Murtaja Qureiris, who is now 18, is a member of Saudi Arabia’s Shiite minority. He was detained at the age of 13 and has been in jail since 2014. According to rights group Amnesty International, he is on trial for charges that include “participating in anti-government protests, attending the funeral of his brother Ali Qureiris who was killed in a protest in 2011, joining a ‘terrorist organization,’ throwing Molotov cocktails at a police station and firing at security forces”. He is currently awaiting his next trial session.
The rights groups said Qureiris was held in solitary confinement for a month and subjected to beatings and intimidation during his interrogation. His interrogators promised to release him if he confessed to the charges against him.
Maya Foa, director of Reprieve, one of the rights groups tracking the case, told the New York Times that in seeking a death penalty for the teen, “the Saudi regime is advertising its impunity to the world.”
The “youngest political prisoner,” as per European Saudi Organization for Human Rights, was moved to al-Mabaheth in 2017 – an adult prison – even though he was only 16. He was also denied access to a lawyer throughout until his first court session in an anti-terror court in 2018. This ‘Specialized Criminal Court’ (SCC) has reportedly increasingly been used for cases involving human rights activists. Saudi Arabia has neither commented nor made the details of the case public.
Amnesty International has documented that “a number of cases of Shi’a activists tried before the SCC have faced grossly unfair trials with defendants convicted and, in many cases, sentenced to death on vague charges that criminalise peaceful opposition and on the basis of “confessions” extracted through torture or other coercive means.”

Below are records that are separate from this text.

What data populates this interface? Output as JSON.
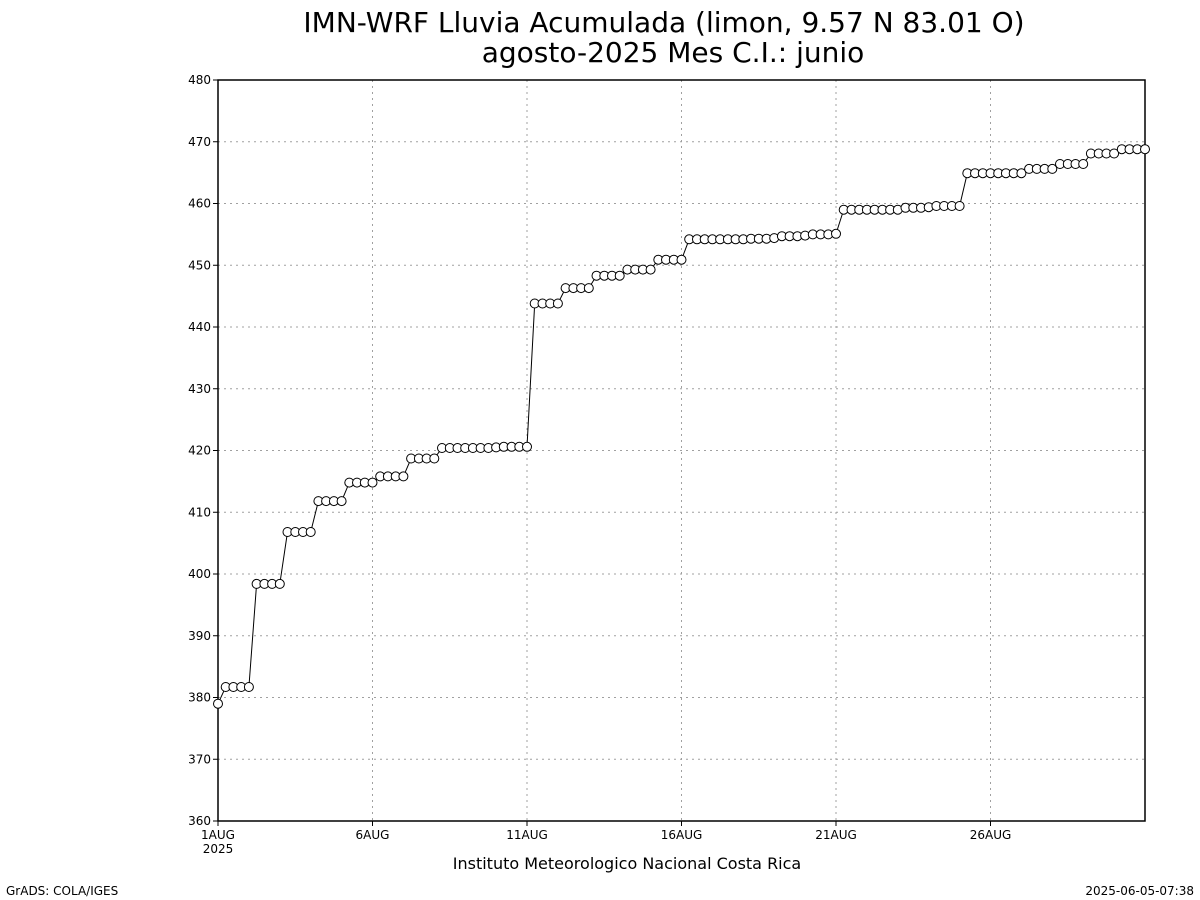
{
  "chart_data": {
    "type": "line",
    "title_line1": "IMN-WRF  Lluvia Acumulada (limon, 9.57  N 83.01  O)",
    "title_line2": "agosto-2025 Mes C.I.: junio",
    "xlabel": "Instituto Meteorologico Nacional Costa Rica",
    "ylabel": "",
    "xlim": [
      "2025-08-01T00:00",
      "2025-08-31T00:00"
    ],
    "ylim": [
      360,
      480
    ],
    "y_ticks": [
      360,
      370,
      380,
      390,
      400,
      410,
      420,
      430,
      440,
      450,
      460,
      470,
      480
    ],
    "x_ticks": [
      {
        "date": "2025-08-01T00:00",
        "label": "1AUG",
        "sublabel": "2025"
      },
      {
        "date": "2025-08-06T00:00",
        "label": "6AUG"
      },
      {
        "date": "2025-08-11T00:00",
        "label": "11AUG"
      },
      {
        "date": "2025-08-16T00:00",
        "label": "16AUG"
      },
      {
        "date": "2025-08-21T00:00",
        "label": "21AUG"
      },
      {
        "date": "2025-08-26T00:00",
        "label": "26AUG"
      }
    ],
    "grid": true,
    "marker": "open-circle",
    "series": [
      {
        "x": [
          "2025-08-01T00:00",
          "2025-08-01T06:00",
          "2025-08-01T12:00",
          "2025-08-01T18:00",
          "2025-08-02T00:00",
          "2025-08-02T06:00",
          "2025-08-02T12:00",
          "2025-08-02T18:00",
          "2025-08-03T00:00",
          "2025-08-03T06:00",
          "2025-08-03T12:00",
          "2025-08-03T18:00",
          "2025-08-04T00:00",
          "2025-08-04T06:00",
          "2025-08-04T12:00",
          "2025-08-04T18:00",
          "2025-08-05T00:00",
          "2025-08-05T06:00",
          "2025-08-05T12:00",
          "2025-08-05T18:00",
          "2025-08-06T00:00",
          "2025-08-06T06:00",
          "2025-08-06T12:00",
          "2025-08-06T18:00",
          "2025-08-07T00:00",
          "2025-08-07T06:00",
          "2025-08-07T12:00",
          "2025-08-07T18:00",
          "2025-08-08T00:00",
          "2025-08-08T06:00",
          "2025-08-08T12:00",
          "2025-08-08T18:00",
          "2025-08-09T00:00",
          "2025-08-09T06:00",
          "2025-08-09T12:00",
          "2025-08-09T18:00",
          "2025-08-10T00:00",
          "2025-08-10T06:00",
          "2025-08-10T12:00",
          "2025-08-10T18:00",
          "2025-08-11T00:00",
          "2025-08-11T06:00",
          "2025-08-11T12:00",
          "2025-08-11T18:00",
          "2025-08-12T00:00",
          "2025-08-12T06:00",
          "2025-08-12T12:00",
          "2025-08-12T18:00",
          "2025-08-13T00:00",
          "2025-08-13T06:00",
          "2025-08-13T12:00",
          "2025-08-13T18:00",
          "2025-08-14T00:00",
          "2025-08-14T06:00",
          "2025-08-14T12:00",
          "2025-08-14T18:00",
          "2025-08-15T00:00",
          "2025-08-15T06:00",
          "2025-08-15T12:00",
          "2025-08-15T18:00",
          "2025-08-16T00:00",
          "2025-08-16T06:00",
          "2025-08-16T12:00",
          "2025-08-16T18:00",
          "2025-08-17T00:00",
          "2025-08-17T06:00",
          "2025-08-17T12:00",
          "2025-08-17T18:00",
          "2025-08-18T00:00",
          "2025-08-18T06:00",
          "2025-08-18T12:00",
          "2025-08-18T18:00",
          "2025-08-19T00:00",
          "2025-08-19T06:00",
          "2025-08-19T12:00",
          "2025-08-19T18:00",
          "2025-08-20T00:00",
          "2025-08-20T06:00",
          "2025-08-20T12:00",
          "2025-08-20T18:00",
          "2025-08-21T00:00",
          "2025-08-21T06:00",
          "2025-08-21T12:00",
          "2025-08-21T18:00",
          "2025-08-22T00:00",
          "2025-08-22T06:00",
          "2025-08-22T12:00",
          "2025-08-22T18:00",
          "2025-08-23T00:00",
          "2025-08-23T06:00",
          "2025-08-23T12:00",
          "2025-08-23T18:00",
          "2025-08-24T00:00",
          "2025-08-24T06:00",
          "2025-08-24T12:00",
          "2025-08-24T18:00",
          "2025-08-25T00:00",
          "2025-08-25T06:00",
          "2025-08-25T12:00",
          "2025-08-25T18:00",
          "2025-08-26T00:00",
          "2025-08-26T06:00",
          "2025-08-26T12:00",
          "2025-08-26T18:00",
          "2025-08-27T00:00",
          "2025-08-27T06:00",
          "2025-08-27T12:00",
          "2025-08-27T18:00",
          "2025-08-28T00:00",
          "2025-08-28T06:00",
          "2025-08-28T12:00",
          "2025-08-28T18:00",
          "2025-08-29T00:00",
          "2025-08-29T06:00",
          "2025-08-29T12:00",
          "2025-08-29T18:00",
          "2025-08-30T00:00",
          "2025-08-30T06:00",
          "2025-08-30T12:00",
          "2025-08-30T18:00",
          "2025-08-31T00:00"
        ],
        "values": [
          379,
          381.7,
          381.7,
          381.7,
          381.7,
          398.4,
          398.4,
          398.4,
          398.4,
          406.8,
          406.8,
          406.8,
          406.8,
          411.8,
          411.8,
          411.8,
          411.8,
          414.8,
          414.8,
          414.8,
          414.8,
          415.8,
          415.8,
          415.8,
          415.8,
          418.7,
          418.7,
          418.7,
          418.7,
          420.4,
          420.4,
          420.4,
          420.4,
          420.4,
          420.4,
          420.4,
          420.5,
          420.6,
          420.6,
          420.6,
          420.6,
          443.8,
          443.8,
          443.8,
          443.8,
          446.3,
          446.3,
          446.3,
          446.3,
          448.3,
          448.3,
          448.3,
          448.3,
          449.3,
          449.3,
          449.3,
          449.3,
          450.9,
          450.9,
          450.9,
          450.9,
          454.2,
          454.2,
          454.2,
          454.2,
          454.2,
          454.2,
          454.2,
          454.2,
          454.3,
          454.3,
          454.3,
          454.4,
          454.7,
          454.7,
          454.7,
          454.8,
          455.0,
          455.0,
          455.0,
          455.1,
          459.0,
          459.0,
          459.0,
          459.0,
          459.0,
          459.0,
          459.0,
          459.0,
          459.3,
          459.3,
          459.3,
          459.4,
          459.6,
          459.6,
          459.6,
          459.6,
          464.9,
          464.9,
          464.9,
          464.9,
          464.9,
          464.9,
          464.9,
          464.9,
          465.6,
          465.6,
          465.6,
          465.6,
          466.4,
          466.4,
          466.4,
          466.4,
          468.1,
          468.1,
          468.1,
          468.1,
          468.8,
          468.8,
          468.8,
          468.8
        ]
      }
    ]
  },
  "footer": {
    "left_credit": "GrADS: COLA/IGES",
    "right_timestamp": "2025-06-05-07:38"
  },
  "colors": {
    "line": "#000000",
    "marker_fill": "#ffffff",
    "grid": "#a0a0a0",
    "axes": "#000000",
    "background": "#ffffff"
  }
}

Lynn Maalouf, Amnesty International’s Middle East Research director, told the New York Times that it was “appalling” that Saudi authorities were pursuing the death penalty for charges that include taking part in protests while still a child.
The government under King Salman and Crown Prince Mohammed bin Salman has intensified the crackdown on Saudi Shias. According to the Saudi state-run news agency, the country carried out a mass execution of 37 men (33 of whom were Shia) for “their adoption of extremist, terrorist ideology and forming terrorist cells to corrupt and disturb security, spread chaos and cause sectarian discord.” Amnesty deemed the trial of some of those executed “grossly unfair.”
This was the largest mass execution since 2016, when the country put 47 men to death – including Sheikh Nimr-al-Nimr, a Shia cleric who had criticised the country’s treatment of its Shiite minority.
Tensions with Shia-led Iran have also intensified and the Saudi embassy in Tehran remains shut.
Maalouf was further quoted as saying: “The Saudi Arabian authorities have a chilling track record of using the death penalty as a weapon to crush political dissent and punish anti-government protesters -including children- from the country’s persecuted Shi’a minority,”
Details of this case emerged after CNN reported that the Saudi prosecutors had sought capital punishment for him in 2018, which was later confirmed by Amnesty.